Labels: ['Sales Inquiry_Medium', 'Technical Support_High', 'Meeting Request_Medium', 'Internal Update_Low', 'Technical Support_Medium', 'Meeting Request_High']


In [3]:
from transformers import AutoTokenizer

# Load the tokenizer for DistilBERT
tokenizer = AutoTokenizer.from_pretrained('distilbert-base-uncased')

# Create a function to tokenize the text
def tokenize_function(examples):
    return tokenizer(examples['email_text'], padding='max_length', truncation=True)

# Apply the tokenization to our datasets
tokenized_train_dataset = train_dataset.map(tokenize_function, batched=True)
tokenized_test_dataset = test_dataset.map(tokenize_function, batched=True)

print("Tokenization complete.")

Map:   0%|          | 0/80 [00:00<?, ? examples/s]

Map:   0%|          | 0/20 [00:00<?, ? examples/s]

Tokenization complete.


In [4]:
from transformers import AutoModelForSequenceClassification, TrainingArguments, Trainer

# 1. Load the pre-trained DistilBERT model
model = AutoModelForSequenceClassification.from_pretrained(
    'distilbert-base-uncased', 
    num_labels=len(labels),
    id2label=id2label,
    label2id=label2id
)

# 2. Define the training arguments
training_args = TrainingArguments(
    output_dir='./results',          # Directory to save the results
    num_train_epochs=3,              # We'll train for 3 full passes over the data
    per_device_train_batch_size=8,   # Process 8 examples at a time during training
    per_device_eval_batch_size=8,    # Process 8 examples at a time during evaluation
    warmup_steps=500,                # Number of steps to warm up the learning rate
    weight_decay=0.01,               # Strength of weight decay
    logging_dir='./logs',            # Directory for storing logs
    logging_steps=10,
)

# 3. Create the Trainer
trainer = Trainer(
    model=model,
    args=training_args,
    train_dataset=tokenized_train_dataset,
    eval_dataset=tokenized_test_dataset,
)

# 4. Start the training
trainer.train()

print("Training complete.")

# 5. Save the final model
trainer.save_model('./models/triage_classifier')
tokenizer.save_pretrained('./models/triage_classifier')

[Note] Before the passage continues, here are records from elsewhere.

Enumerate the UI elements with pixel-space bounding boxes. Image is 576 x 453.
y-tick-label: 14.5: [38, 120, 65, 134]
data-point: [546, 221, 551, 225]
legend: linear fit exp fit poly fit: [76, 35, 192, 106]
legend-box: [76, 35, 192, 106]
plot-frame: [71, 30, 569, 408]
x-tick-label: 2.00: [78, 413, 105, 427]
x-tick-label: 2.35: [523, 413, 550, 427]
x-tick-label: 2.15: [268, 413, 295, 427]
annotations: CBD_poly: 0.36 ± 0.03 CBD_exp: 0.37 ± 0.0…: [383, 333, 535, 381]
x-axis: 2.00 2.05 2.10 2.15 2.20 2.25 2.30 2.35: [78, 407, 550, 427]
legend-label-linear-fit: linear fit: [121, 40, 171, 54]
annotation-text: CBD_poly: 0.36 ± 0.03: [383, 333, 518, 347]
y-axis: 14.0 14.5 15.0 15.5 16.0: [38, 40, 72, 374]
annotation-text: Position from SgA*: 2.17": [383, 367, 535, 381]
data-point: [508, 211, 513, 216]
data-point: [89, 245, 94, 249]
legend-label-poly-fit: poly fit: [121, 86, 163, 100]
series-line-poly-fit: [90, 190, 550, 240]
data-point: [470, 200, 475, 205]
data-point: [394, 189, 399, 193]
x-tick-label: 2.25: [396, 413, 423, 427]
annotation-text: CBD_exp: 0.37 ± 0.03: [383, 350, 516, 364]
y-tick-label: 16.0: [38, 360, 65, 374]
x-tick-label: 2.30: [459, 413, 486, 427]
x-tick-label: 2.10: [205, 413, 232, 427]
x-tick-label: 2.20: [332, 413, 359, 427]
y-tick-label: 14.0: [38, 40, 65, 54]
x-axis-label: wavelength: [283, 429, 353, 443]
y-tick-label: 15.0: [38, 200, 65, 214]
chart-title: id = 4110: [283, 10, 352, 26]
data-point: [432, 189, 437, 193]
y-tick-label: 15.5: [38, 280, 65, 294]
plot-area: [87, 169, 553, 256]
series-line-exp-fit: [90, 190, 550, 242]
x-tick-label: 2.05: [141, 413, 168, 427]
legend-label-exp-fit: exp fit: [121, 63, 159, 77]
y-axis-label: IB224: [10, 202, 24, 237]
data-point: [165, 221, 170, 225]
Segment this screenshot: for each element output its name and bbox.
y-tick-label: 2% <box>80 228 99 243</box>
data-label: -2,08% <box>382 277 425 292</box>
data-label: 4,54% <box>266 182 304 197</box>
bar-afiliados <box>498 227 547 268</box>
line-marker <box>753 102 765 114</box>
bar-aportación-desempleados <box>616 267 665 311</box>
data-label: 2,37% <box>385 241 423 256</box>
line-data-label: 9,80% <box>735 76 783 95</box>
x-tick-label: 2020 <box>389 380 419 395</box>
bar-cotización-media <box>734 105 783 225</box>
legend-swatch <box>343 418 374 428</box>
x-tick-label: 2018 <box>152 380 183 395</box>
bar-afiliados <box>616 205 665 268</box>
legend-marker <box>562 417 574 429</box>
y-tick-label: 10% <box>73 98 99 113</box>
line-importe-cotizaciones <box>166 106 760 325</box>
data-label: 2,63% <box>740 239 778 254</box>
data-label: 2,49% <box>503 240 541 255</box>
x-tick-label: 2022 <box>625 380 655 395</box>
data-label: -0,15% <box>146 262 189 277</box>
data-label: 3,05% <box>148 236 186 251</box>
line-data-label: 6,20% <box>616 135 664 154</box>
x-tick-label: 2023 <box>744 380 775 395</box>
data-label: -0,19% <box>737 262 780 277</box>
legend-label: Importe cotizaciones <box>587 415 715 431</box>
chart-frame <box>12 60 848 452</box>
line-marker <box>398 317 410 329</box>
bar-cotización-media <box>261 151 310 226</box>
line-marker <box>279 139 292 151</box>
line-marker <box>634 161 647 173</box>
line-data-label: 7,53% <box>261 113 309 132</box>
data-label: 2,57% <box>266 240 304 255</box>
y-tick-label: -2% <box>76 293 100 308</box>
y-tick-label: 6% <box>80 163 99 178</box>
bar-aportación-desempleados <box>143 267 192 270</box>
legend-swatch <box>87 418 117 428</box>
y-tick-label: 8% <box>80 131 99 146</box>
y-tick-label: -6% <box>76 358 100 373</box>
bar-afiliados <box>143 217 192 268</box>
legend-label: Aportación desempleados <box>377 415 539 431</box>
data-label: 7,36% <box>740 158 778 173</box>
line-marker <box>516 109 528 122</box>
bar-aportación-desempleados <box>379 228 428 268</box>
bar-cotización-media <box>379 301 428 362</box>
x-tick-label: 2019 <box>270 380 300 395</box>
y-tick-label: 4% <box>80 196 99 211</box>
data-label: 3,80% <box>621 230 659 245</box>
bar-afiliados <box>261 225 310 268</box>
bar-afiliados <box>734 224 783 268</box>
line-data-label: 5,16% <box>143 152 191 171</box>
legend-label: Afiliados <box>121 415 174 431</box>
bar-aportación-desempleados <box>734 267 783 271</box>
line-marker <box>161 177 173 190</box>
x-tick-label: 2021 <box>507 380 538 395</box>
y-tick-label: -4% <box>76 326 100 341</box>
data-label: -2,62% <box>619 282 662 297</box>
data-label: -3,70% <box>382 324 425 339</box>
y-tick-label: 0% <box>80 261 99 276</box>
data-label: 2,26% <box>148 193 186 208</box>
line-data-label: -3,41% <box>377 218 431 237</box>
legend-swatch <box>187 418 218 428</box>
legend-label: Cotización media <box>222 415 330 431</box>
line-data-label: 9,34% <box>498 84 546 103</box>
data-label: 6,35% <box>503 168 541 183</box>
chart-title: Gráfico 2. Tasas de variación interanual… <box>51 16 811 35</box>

print("Model saved to './models/triage_classifier'")

Some weights of DistilBertForSequenceClassification were not initialized from the model checkpoint at distilbert-base-uncased and are newly initialized: ['classifier.bias', 'classifier.weight', 'pre_classifier.bias', 'pre_classifier.weight']
You should probably TRAIN this model on a down-stream task to be able to use it for predictions and inference.


Step,Training Loss
10,1.7602
20,1.7641
30,1.7655


Training complete.
Model saved to './models/triage_classifier'


In [None]:
%pip install accelerate>=0.26.0